Students could develop a record of learning that captured their ability to demonstrate skills and competencies through a range of contexts and subjects. Of course the hexagons above are just high level learning areas and skills, we would of course need to grapple with how we chunked each up into sub topics and skills. But wouldn't that be fun!

And what if we let go of this notion of 50:50 internal and external and instead recognized that the most authentic means of demonstrating your subject, content, skills and content happened within the context of your learning and localized curriculum. So instead of needing to rely on external markers we instead developed a national platform where nationally supported peer marking and moderation could happen anytime, anywhere. Teachers would be up-skilled, workload would be reduced thanks to less double handling and increased sense of efficacy and increased confidence gained from working in partnership with national markers and moderators. 

Alternatively, you could remove ALL high stakes assessments from schools and teachers could simply support students to upload evidence for their micro credentials - if and when they are ready.
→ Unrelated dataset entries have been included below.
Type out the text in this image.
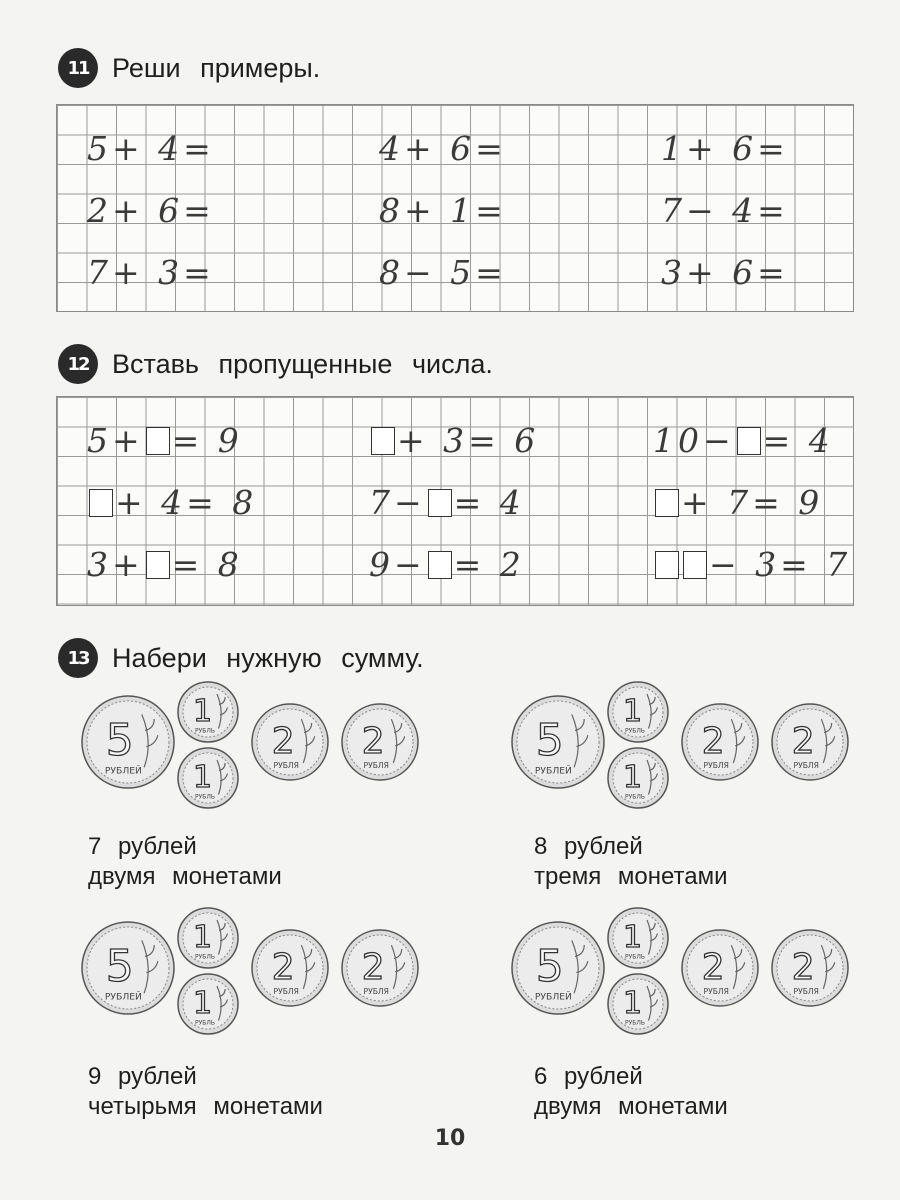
11 Реши примеры.
5+ 4=	4+ 6=	1+ 6=
2+ 6=	8+ 1=	7− 4=
7+ 3=	8− 5=	3+ 6=
12 Вставь пропущенные числа.
5+ = 9	+ 3= 6	10− = 4
+ 4= 8	7− = 4	+ 7= 9
3+ = 8	9− = 2	− 3= 7
13 Набери нужную сумму.
5
РУБЛЕЙ
1
РУБЛЬ
1
РУБЛЬ
2
РУБЛЯ
2
РУБЛЯ	5
РУБЛЕЙ
1
РУБЛЬ
1
РУБЛЬ
2
РУБЛЯ
2
РУБЛЯ
5
РУБЛЕЙ
1
РУБЛЬ
1
РУБЛЬ
2
РУБЛЯ
2
РУБЛЯ	5
РУБЛЕЙ
1
РУБЛЬ
1
РУБЛЬ
2
РУБЛЯ
2
РУБЛЯ
7 рублей
двумя монетами
8 рублей
тремя монетами
9 рублей
четырьмя монетами
6 рублей
двумя монетами
10
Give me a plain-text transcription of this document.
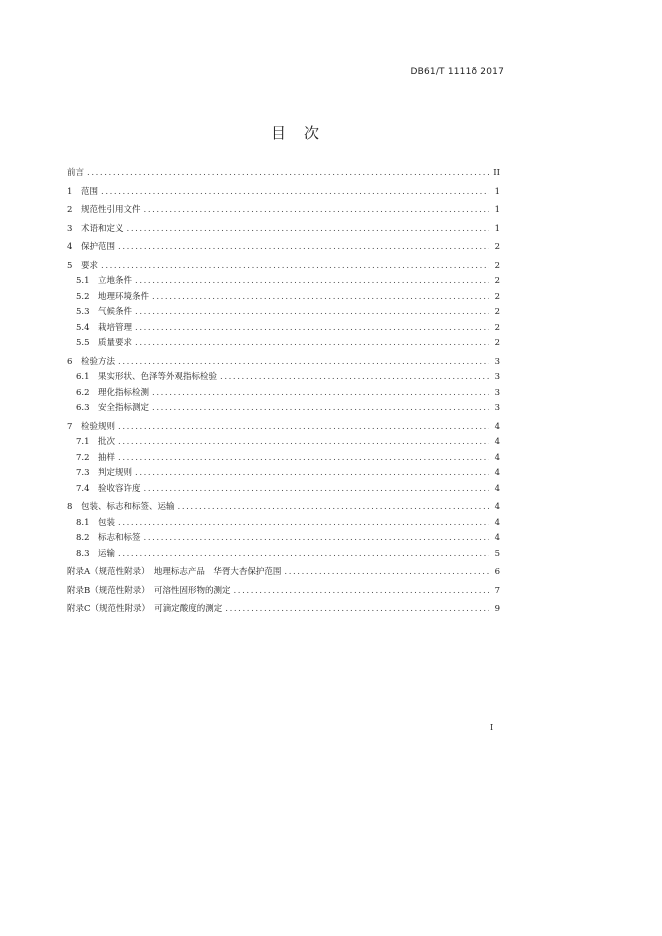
DB61/T 1111ð 2017
目次
前言 .....	II
1	范围 .....	1
2	规范性引用文件 .....	1
3	术语和定义 .....	1
4	保护范围 .....	2
5	要求 .....	2
5.1 立地条件 .....	2
5.2 地理环境条件 .....	2
5.3 气候条件 .....	2
5.4 栽培管理 .....	2
5.5 质量要求 .....	2
6	检验方法 .....	3
6.1 果实形状、色泽等外观指标检验 .....	3
6.2 理化指标检测 .....	3
6.3 安全指标测定 .....	3
7	检验规则 .....	4
7.1 批次 .....	4
7.2 抽样 .....	4
7.3 判定规则 .....	4
7.4 验收容许度 .....	4
8	包装、标志和标签、运输 .....	4
8.1 包装 .....	4
8.2 标志和标签 .....	4
8.3 运输 .....	5
附录A（规范性附录）　地理标志产品　华胥大杏保护范围 .....	6
附录B（规范性附录）　可溶性固形物的测定 .....	7
附录C（规范性附录）　可滴定酸度的测定 .....	9
I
I have day dreamed about this approach for many years. 

And as Maurie Abraham has suggested in the past, why don't we simply expect students to attain one certificate - that being their leaving certificate. Whether it be at Level One, Two or Three. 

As I stated earlier. I don't pretend this is the answer, but I do think it could be an idea or even a seed that could feed into a more complex way thinking about the "critical body of knowledge" our young people need to thrive and THEN think about how we go about assessing "what" it is "we value". It is simply not good enough to resort back to outdated concepts of subjects alone. It is not okay to move away from the flexibility which has been integral to NZ being seen as leaders in future focused assessment approaches. And we might as well just get on and tackle the challenge of how we might assess skills and competencies. Yep, that work will be complex, but goddam it will be good. We simply must fight to retain how space as international leaders in this area. I, for one, am not going to let our fan-freakin-tastic NZC be undermined by a nervously traditional approach to NCEA.

Would love to hear your ideas. Rather than focusing what is wrong with the present package, I am keen to hear what you think could be better. Anyone?


  1. Kia ora Claire

    I always enjoy reading your posts but unless I am reading it wrong this one has me somewhat puzzled. Your diagram labelled 'NCEA through integrated subject and projects' is a really interesting senior school curriculum framework but the NCEA label in the title seems to suggest that you are proposing it as an assessment framework. I am not sure why it is so important to assess each hexagon. Develop the green by all means, integrate the green and the blue, go with the yellow - but there doesn't seem any need to me to assess any of that at the level of national credentialing. We only need 60 credits and each of Level 2 and 3. Draw them from the blue boxes but leave the rest alone from a national assessment point of view so that they can function to support an engaging and challenging curriculum.

    As far as external/internal assessment is concerned your 'national platform (of) nationally supported peer marking and moderation' seems like a really good external assessment example that should hopefully reduce the unfortunate conflation (and therefore criticism) of external assessment and exams.